Initial Thoughts on "Everyone Else" By Mark Peranson
An alternately loving and feuding couple vacation on Sardinia: he, Chris, a struggling, perhaps visionary architect (Lars Eidinger); she, Gitti, a music publicist (Birgit Minichmayr, winner of a Silver Bear in Berlin). As long as they exist in an hermetic sphere of their own creation, they are comfortable in their bodies. Theirs is a uniquely defined interaction where he is the more “feminine” partner — performing a dance to Willie Nelson & Julio Iglesias’ “To All the Girls I’ve Loved Before” under Gitti’s gaze and the feminine gaze of the camera — while she, first seen performing a rather vicious example of bad parenting, constantly struggles to put on a dress, generally emitting a confident air that we normally associate with masculinity. This binary way of defining what a person should be, however, only sets up a shell of a framework that Maren Ade uses to investigate deeper issues associated with a coupling, and, aided by actors who are fearless in exploring their own bodies and minds, turns a seemingly simple story into an emotional tour de force that may be unparalleled in recent cinema.
Though hinting at the type of relationship earlier dissected in Rossellini’s Voyage to Italy or Antonioni’s L’Avventura, Ade’s sophomore film Everyone Else (Alle Anderen) is a new kind of relationship drama about the things some do for love, and I don’t use the word “new” casually. It’s a film where constant shifts in point of view are subtle and never clearly indicated; just when you think you’ve grasped the film, it slips away, yet again, like grains of sand through your fingers. I’ve seen the film three times, and each one has left me even more uncertain of what I’m supposed to think at any one moment, or about Chris and Gitti’s relationship as a whole: this creates a different kind of experience than normally posed by such a cinema, at times psychological, at times theatrical and/or childish, at all times, realistic and honest. Perhaps the questions posed by Everyone Else, which digs deep into a relationship without compromising to dramatic conventions, are so challenging that the only way to deal with them is, as Variety’s Derek Elley did in his stupid Berlinale review, by dispensing with them entirely.

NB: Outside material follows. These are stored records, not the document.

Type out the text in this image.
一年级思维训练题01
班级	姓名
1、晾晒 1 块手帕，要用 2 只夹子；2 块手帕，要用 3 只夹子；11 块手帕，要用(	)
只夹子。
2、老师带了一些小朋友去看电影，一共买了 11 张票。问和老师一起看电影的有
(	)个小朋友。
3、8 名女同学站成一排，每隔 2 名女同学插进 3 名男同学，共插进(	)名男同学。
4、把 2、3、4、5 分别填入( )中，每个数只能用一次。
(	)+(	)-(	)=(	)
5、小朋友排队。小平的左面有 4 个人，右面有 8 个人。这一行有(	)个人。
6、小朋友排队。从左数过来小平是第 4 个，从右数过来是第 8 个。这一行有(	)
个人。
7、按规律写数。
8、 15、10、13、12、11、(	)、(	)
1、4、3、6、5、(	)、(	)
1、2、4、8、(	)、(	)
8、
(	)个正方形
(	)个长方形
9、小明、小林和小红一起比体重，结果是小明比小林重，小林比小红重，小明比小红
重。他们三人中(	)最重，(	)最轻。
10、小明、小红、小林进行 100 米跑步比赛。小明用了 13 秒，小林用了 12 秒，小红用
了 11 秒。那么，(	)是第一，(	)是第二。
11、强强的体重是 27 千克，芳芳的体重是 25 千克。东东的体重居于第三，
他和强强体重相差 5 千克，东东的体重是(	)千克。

Yes, perhaps the first half of the film is more aligned with Chris, and the second with Gitti, but Ade and her actors provide more subtle distinctions within this structure, and, consequently, do away with traditional definitions of masculinity and femininity. Ade’s first film, The Forest for the Trees (Der Wald vor lauter Bäumen), is in part a sly comment of the way women are defined as unstable, and this unpacking continues here as Gitti’s “female” emotions take more and more hold of her as the film develops, culminating in acts that can be read, in a traditional framework, as full-blown psychosis. This break in the film comes when Chris and Gitti are confronted a more successful version of their coupling, in the form of freshly minted documenta artist Hans (Hans-Jochen Wagner) and his pregnant wife (Nicole Marischka); Hans’ success has the affect of transforming Chris (exacerbating his latent asshole tendencies), and, in reaction, Gitti.
This so-called “second part” of the film has been criticized as — kind of like Gitti does — going off the rails, a comment that only makes sense to me if one doesn’t pay close attention to the first half, or is trapped in classical forms (such as the art Ingrid Bergman surveys in her own Italian vacation). Ade has said that the four characters combine to create a single person, and that makes some sense to me, but the magic of Everyone Else is hard to define or pin down. Watching the film there is some sense that the emotions that are being created for the camera are themselves beyond the intentions of the actors and the director; this in no way is to slight the two amazing performances (from actors regularly based in the theatre), or Ade’s direction, only to say that in the best art, the final product is usually part conscious, part unconscious.